Von Schreien, Schnullern und Bäuerchen
Elternirrtümer aufgeklärt
Die Gesundheit, das Wohlbefinden und die Förderung ihres Kindes liegen allen Eltern am Herzen. Dabei wollen sie möglichst alles richtig machen und auf keinen Fall etwas Wichtiges verpassen. Doch Eltern haben oft Angst, versehentlich das Falsche zu tun oder das Richtige zu lassen. Hier findest du die populärsten Eltern-Irrtümer, sozusagen moderne Medien-Mythen rund um die Themen Gesundheit, Krankheit und Entwicklung von Kindern.
Wir stellen dir drei der am häufigsten nachgefragten Mythen und aufklärende Antworten des erfahrenen Kinderarztes Martin Beck vor.

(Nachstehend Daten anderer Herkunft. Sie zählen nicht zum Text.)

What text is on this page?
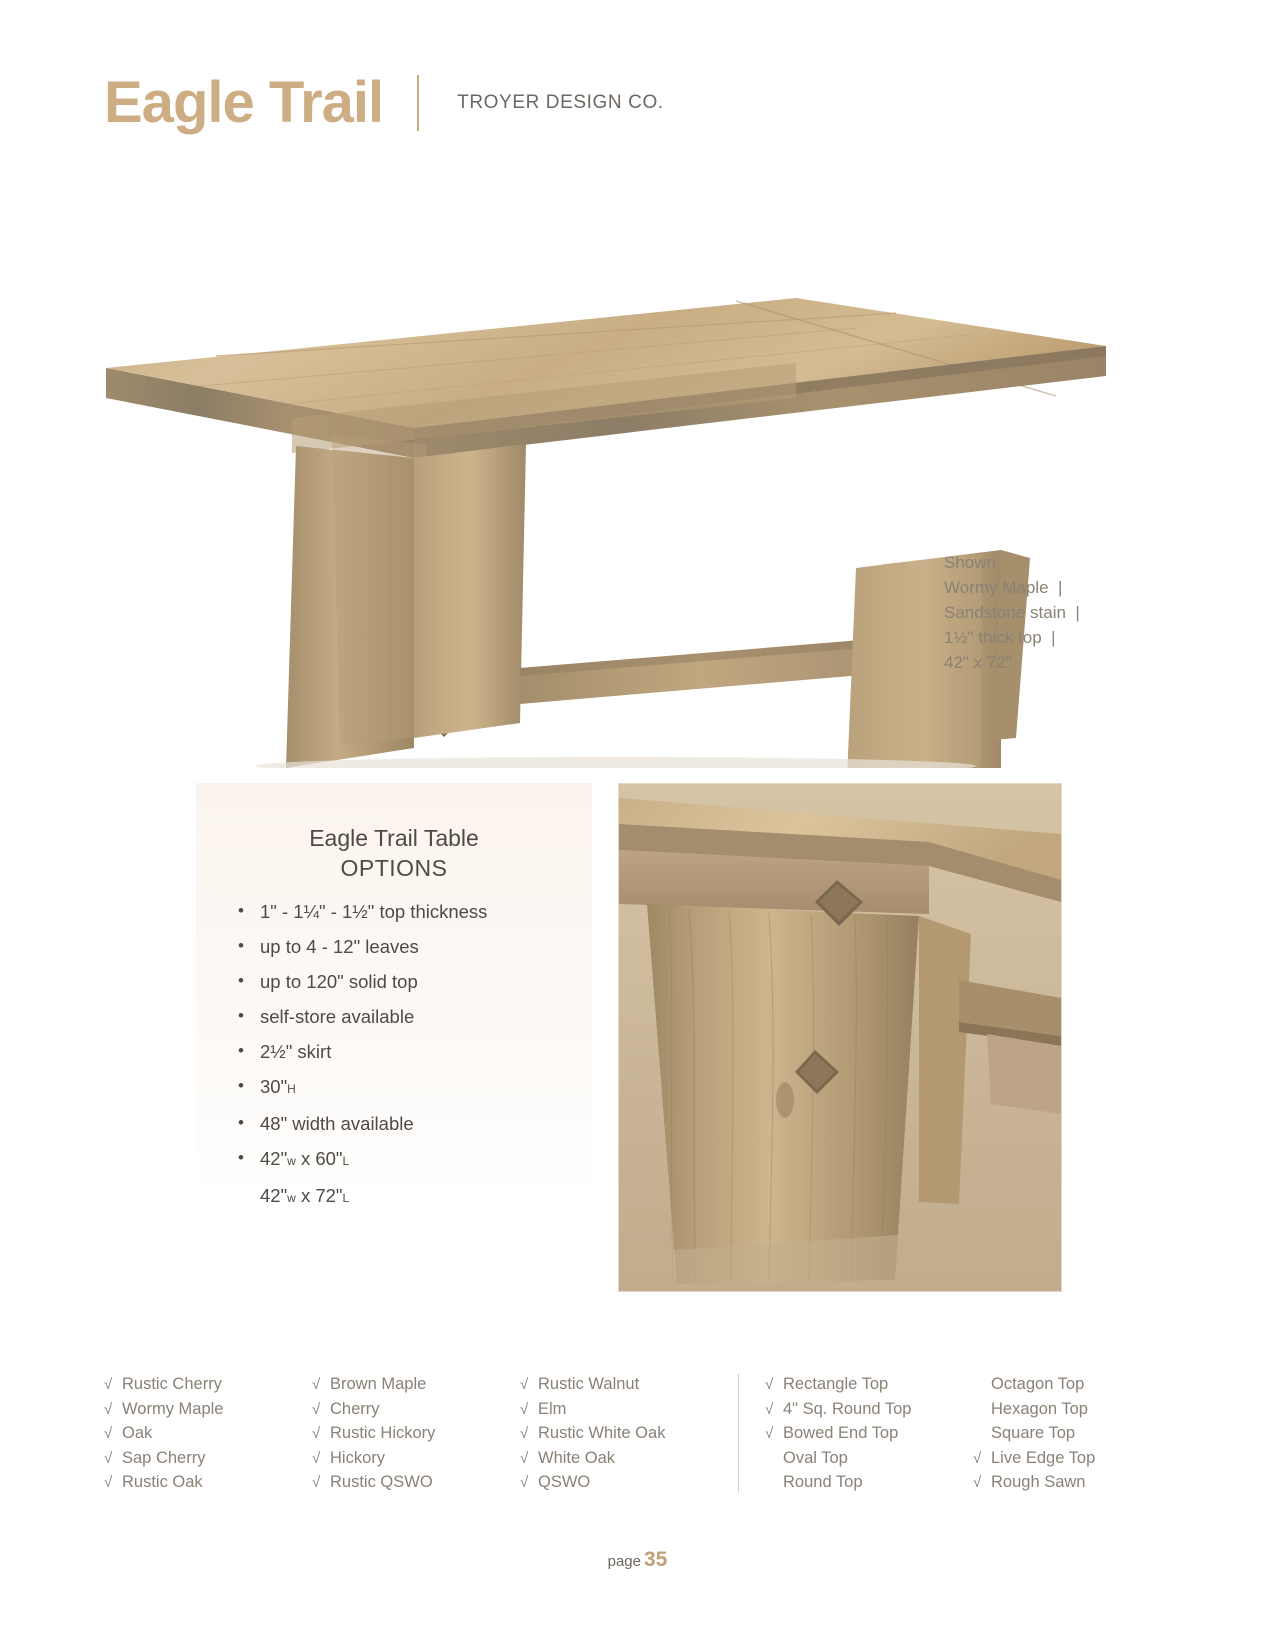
Eagle Trail	TROYER DESIGN CO.
Shown
Wormy Maple  |
Sandstone stain  |
1½" thick top  |
42" x 72"
Eagle Trail Table
OPTIONS
• 1" - 1¼" - 1½" top thickness
• up to 4 - 12" leaves
• up to 120" solid top
• self-store available
• 2½" skirt
• 30"H
• 48" width available
• 42"w x 60"L
42"w x 72"L
√ Rustic Cherry
√ Wormy Maple
√ Oak
√ Sap Cherry
√ Rustic Oak
√ Brown Maple
√ Cherry
√ Rustic Hickory
√ Hickory
√ Rustic QSWO
√ Rustic Walnut
√ Elm
√ Rustic White Oak
√ White Oak
√ QSWO
√ Rectangle Top
√ 4" Sq. Round Top
√ Bowed End Top
Oval Top
Round Top
Octagon Top
Hexagon Top
Square Top
√ Live Edge Top
√ Rough Sawn
page 35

1. Mythos: „Ich muss mein Baby nach der Uhr füttern.“
Gerade beim Thema Ernährung und Verdauung gehen die Meinungen weit auseinander. Ein weit verbreiteter Irrglaube ist zum Beispiel: „Ich muss mein Baby nach der Uhr füttern“. Auf Neugeborenen Stationen der Siebziger- und Achtzigerjahre wurden Babys alle vier Stunden zu ihren Müttern zum Stillen gebracht, ob sie gerade hungrig waren oder nicht. Heute dagegen respektiert man die Signale des Babys, mit denen es zeigt, ob und wie viel es trinken möchte. Ein Kind verhungert nicht, wenn es nachts mal mehr als 8 Stunden oder länger schläft. Wecke es zur Mahlzeit lieber nicht auf. Das bringt normalerweise nichts, da dein Baby vor lauter Müdigkeit dann nicht viel trinkt.
Noch heute verbreitet ist die Meinung, dass man ein Baby nicht öfter als alle zwei Stunden füttern sollten. Die Begründung: Es verursache Bauchweh, wenn frische Milch im Magen auf die „angedaute Milch“ treffe. Das mag im Einzelfall möglich sein. Wenn dein Baby aber sehr oft schon nach einer Stunde wieder trinken möchte und nach der Mahlzeit nicht regelmäßig weint, musst dir darüber keine Gedanken machen.
Dein Baby weiß selbst am besten, wann es etwas braucht und wie viel. Je länger du dein Baby kennst, desto eher wirst du die Signale wahrnehmen, mit denen es Hunger anmeldet. Signale, um Hunger zu bekunden, sind zum Beispiel:
• saugende Mundbewegung und Sauggeräusche,
• Schmatzgeräusche,
• Lippenlecken und Herausstrecken der Zunge,
• schnelle Bewegungen der Augen,
• am Händchen saugen
2. Mythos: „Das Bäuerchen muss sein.“
Aufstoßen und so den Magen „entlüften“ – das kann deinem Baby helfen, später nicht spucken zu müssen oder sich unwohl zu fühlen. Wenn das Bäuerchen zügig kommt – wunderbar. Aber wenn dein Kind dir nach dem ersten Versuch nicht den Gefallen tut, zu rülpsen, kannst du es durchaus auch ohne Bäuerchen hinlegen. Das ist dann auch ungefährlich. Dein Kind hat nicht zwingend nach jedem Trinken überschüssige Luft im Bauch, die es loswerden muss: Bei einer hektischen Mahlzeit schluckt es eher viel Luft beim Trinken mit, beim ruhigen Nuckeln, etwa beim Einschlafen, wenig bis keine. Auch führt geschluckte Luft nicht bei jedem Kind zu Unwohlsein oder Unruhe.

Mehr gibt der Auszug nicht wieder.